Here we agree, although it is a case of drawing different conclusions from the same premises. His - like those of a certain website that was popular last year - seem to be that 100% is impossible so we should aim for 98 or 99. I'm not sure of the logic of that. I often make task lists for the day, week etc and goal lists for a month, semester or year. I used to make these short and simple on the basis that I needed to be 'realistic' about what I could achieve. I felt totally shite if I ever fell short. Now I make them long and ambitious, and am happy if I achieve most of what is on there. My point is, if you aim for 100% you'll often end up somewhere around the high nineties by virtue of things that can't be avoided or which are genuine accidents. 
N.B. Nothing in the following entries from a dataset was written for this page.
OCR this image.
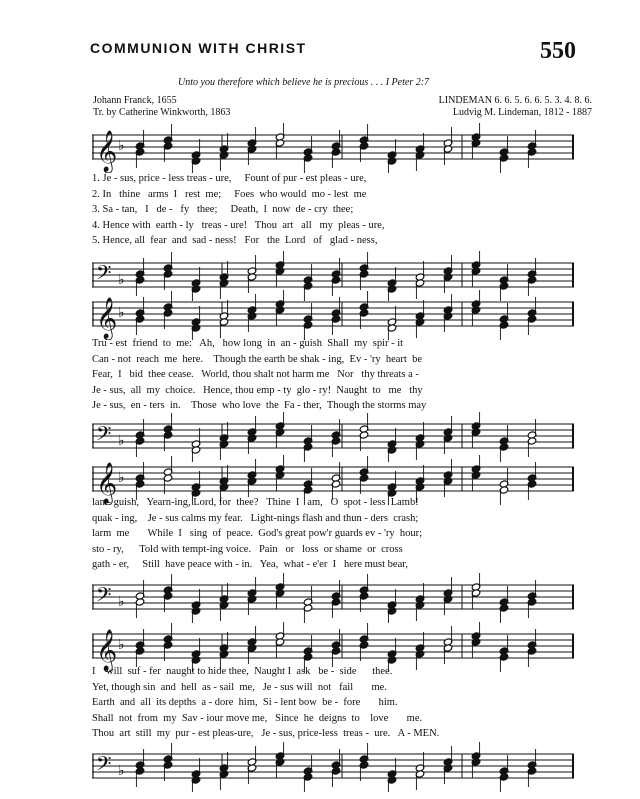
COMMUNION WITH CHRIST	550
Unto you therefore which believe he is precious . . . I Peter 2:7
Johann Franck, 1655
Tr. by Catherine Winkworth, 1863
LINDEMAN 6. 6. 5. 6. 6. 5. 3. 4. 8. 6.
Ludvig M. Lindeman, 1812 - 1887
𝄞 ♭
1. Je - sus, price - less treas - ure,     Fount of pur - est pleas - ure,
2. In   thine   arms  I   rest  me;     Foes  who would  mo - lest  me
3. Sa - tan,   I   de -   fy   thee;     Death,  I  now  de - cry  thee;
4. Hence with  earth - ly   treas - ure!   Thou  art   all   my  pleas - ure,
5. Hence, all  fear  and  sad - ness!   For   the  Lord   of   glad - ness,
𝄢 ♭
𝄞 ♭
Tru - est  friend  to  me:   Ah,   how long  in  an - guish  Shall  my  spir - it
Can - not  reach  me  here.    Though the earth be shak - ing,  Ev - 'ry  heart  be
Fear,  I   bid  thee cease.   World, thou shalt not harm me   Nor   thy threats a -
Je - sus,  all  my  choice.   Hence, thou emp - ty  glo - ry!  Naught  to   me   thy
Je - sus,  en - ters  in.    Those  who love  the  Fa - ther,  Though the storms may
𝄢 ♭
𝄞 ♭
lan - guish,   Yearn-ing, Lord, for  thee?   Thine  I   am,   O  spot - less  Lamb!
quak - ing,    Je - sus calms my fear.   Light-nings flash and thun - ders  crash;
larm  me       While  I   sing  of  peace.  God's great pow'r guards ev - 'ry  hour;
sto - ry,      Told with tempt-ing voice.   Pain   or   loss  or shame  or  cross
gath - er,     Still  have peace with - in.   Yea,  what - e'er  I   here must bear,
𝄢 ♭
𝄞 ♭
I    will  suf - fer  naught to hide thee,  Naught I  ask   be -  side      thee.
Yet, though sin  and  hell  as - sail  me,   Je - sus will  not   fail       me.
Earth  and  all  its depths  a - dore  him,  Si - lent bow  be -  fore       him.
Shall  not  from  my  Sav - iour move me,   Since  he  deigns  to    love       me.
Thou  art  still  my  pur - est pleas-ure,   Je - sus, price-less  treas -  ure.   A - MEN.
𝄢 ♭
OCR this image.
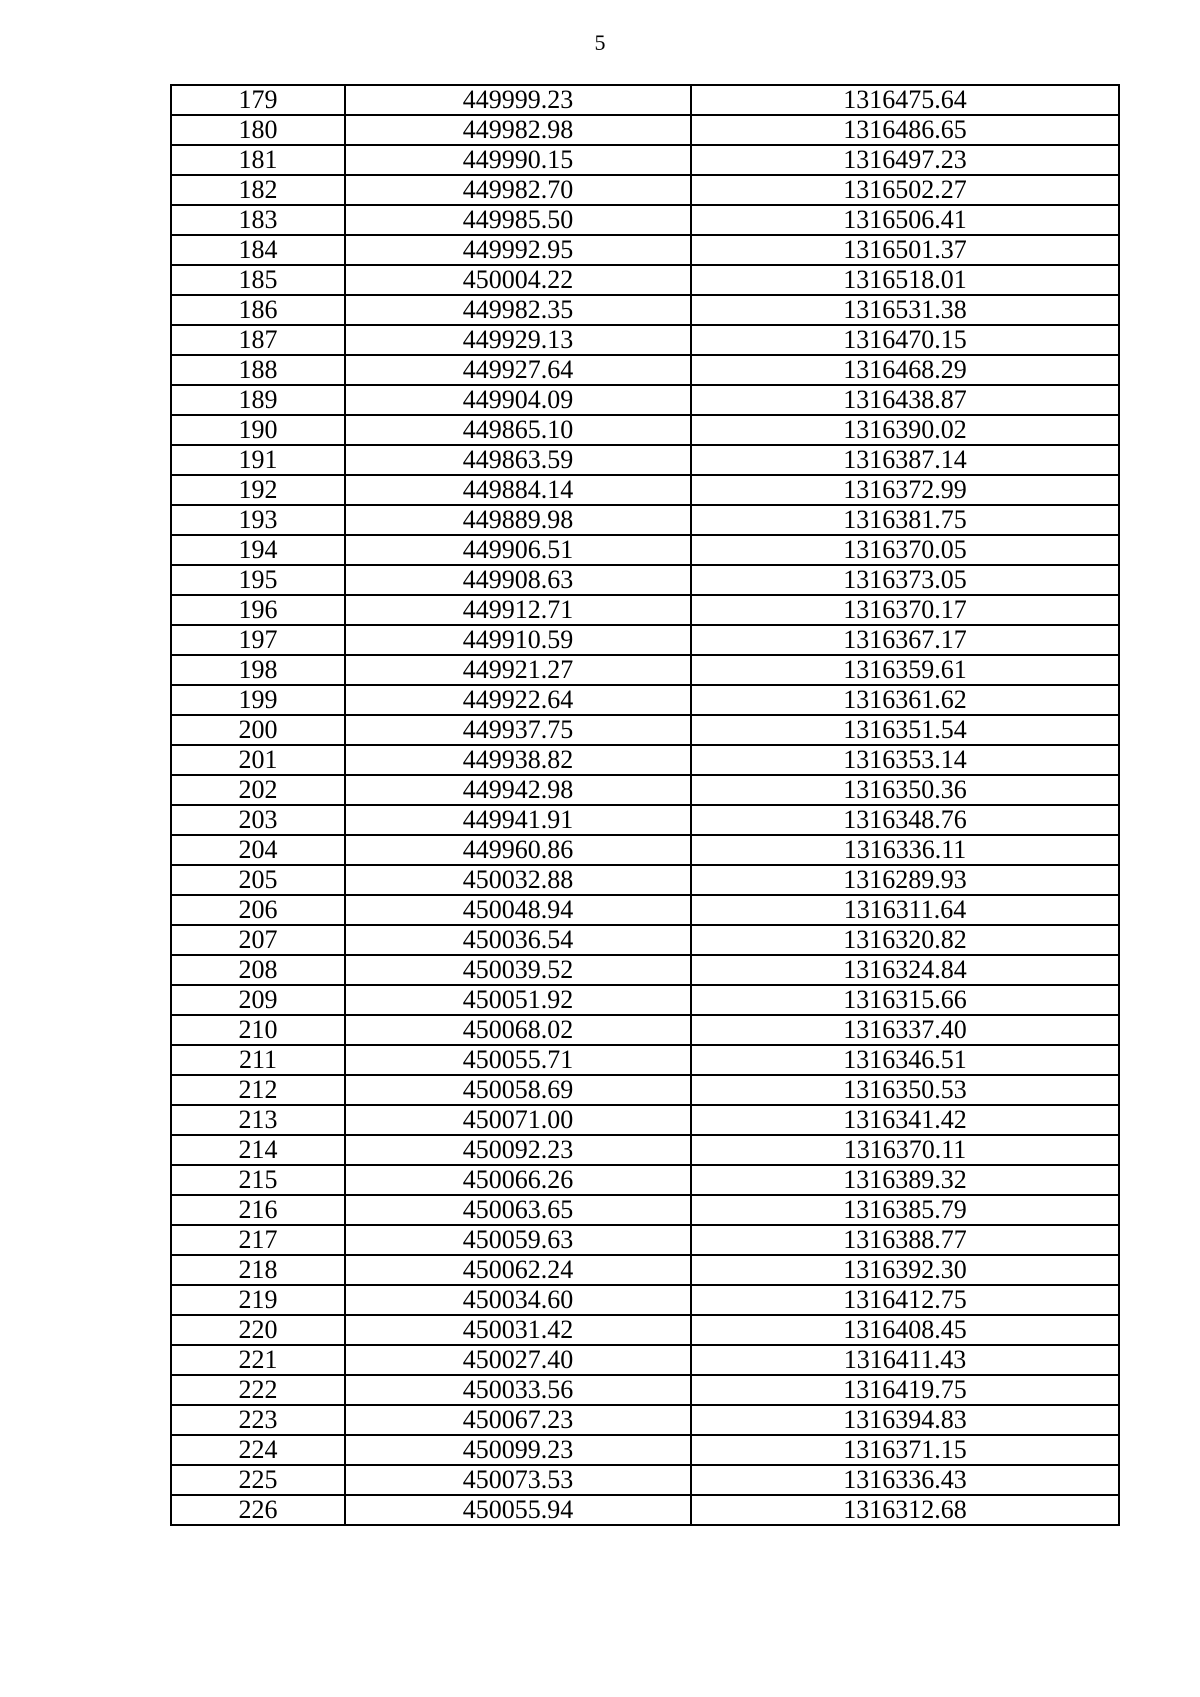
5
179	449999.23	1316475.64
180	449982.98	1316486.65
181	449990.15	1316497.23
182	449982.70	1316502.27
183	449985.50	1316506.41
184	449992.95	1316501.37
185	450004.22	1316518.01
186	449982.35	1316531.38
187	449929.13	1316470.15
188	449927.64	1316468.29
189	449904.09	1316438.87
190	449865.10	1316390.02
191	449863.59	1316387.14
192	449884.14	1316372.99
193	449889.98	1316381.75
194	449906.51	1316370.05
195	449908.63	1316373.05
196	449912.71	1316370.17
197	449910.59	1316367.17
198	449921.27	1316359.61
199	449922.64	1316361.62
200	449937.75	1316351.54
201	449938.82	1316353.14
202	449942.98	1316350.36
203	449941.91	1316348.76
204	449960.86	1316336.11
205	450032.88	1316289.93
206	450048.94	1316311.64
207	450036.54	1316320.82
208	450039.52	1316324.84
209	450051.92	1316315.66
210	450068.02	1316337.40
211	450055.71	1316346.51
212	450058.69	1316350.53
213	450071.00	1316341.42
214	450092.23	1316370.11
215	450066.26	1316389.32
216	450063.65	1316385.79
217	450059.63	1316388.77
218	450062.24	1316392.30
219	450034.60	1316412.75
220	450031.42	1316408.45
221	450027.40	1316411.43
222	450033.56	1316419.75
223	450067.23	1316394.83
224	450099.23	1316371.15
225	450073.53	1316336.43
226	450055.94	1316312.68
But if my more relaxed, undogmatic lifestyle convinces even one person that they could live without animal products, even 50% of the time, I’ve already prevented more many times more harm than I’ve caused.

But it doesn't convince people of that, because you aren't living without animal products. If you make exceptions, you're likely to be doing this around the omnis in your life. All they see is another person eating cheese and blustering about why they don't do so the rest of the week. 

Think about it - if you see a friend taking a 'relaxed and undogmatic' approach to adultery or petty theft would it convince you to go any way towards not lying, cheating or stealing? 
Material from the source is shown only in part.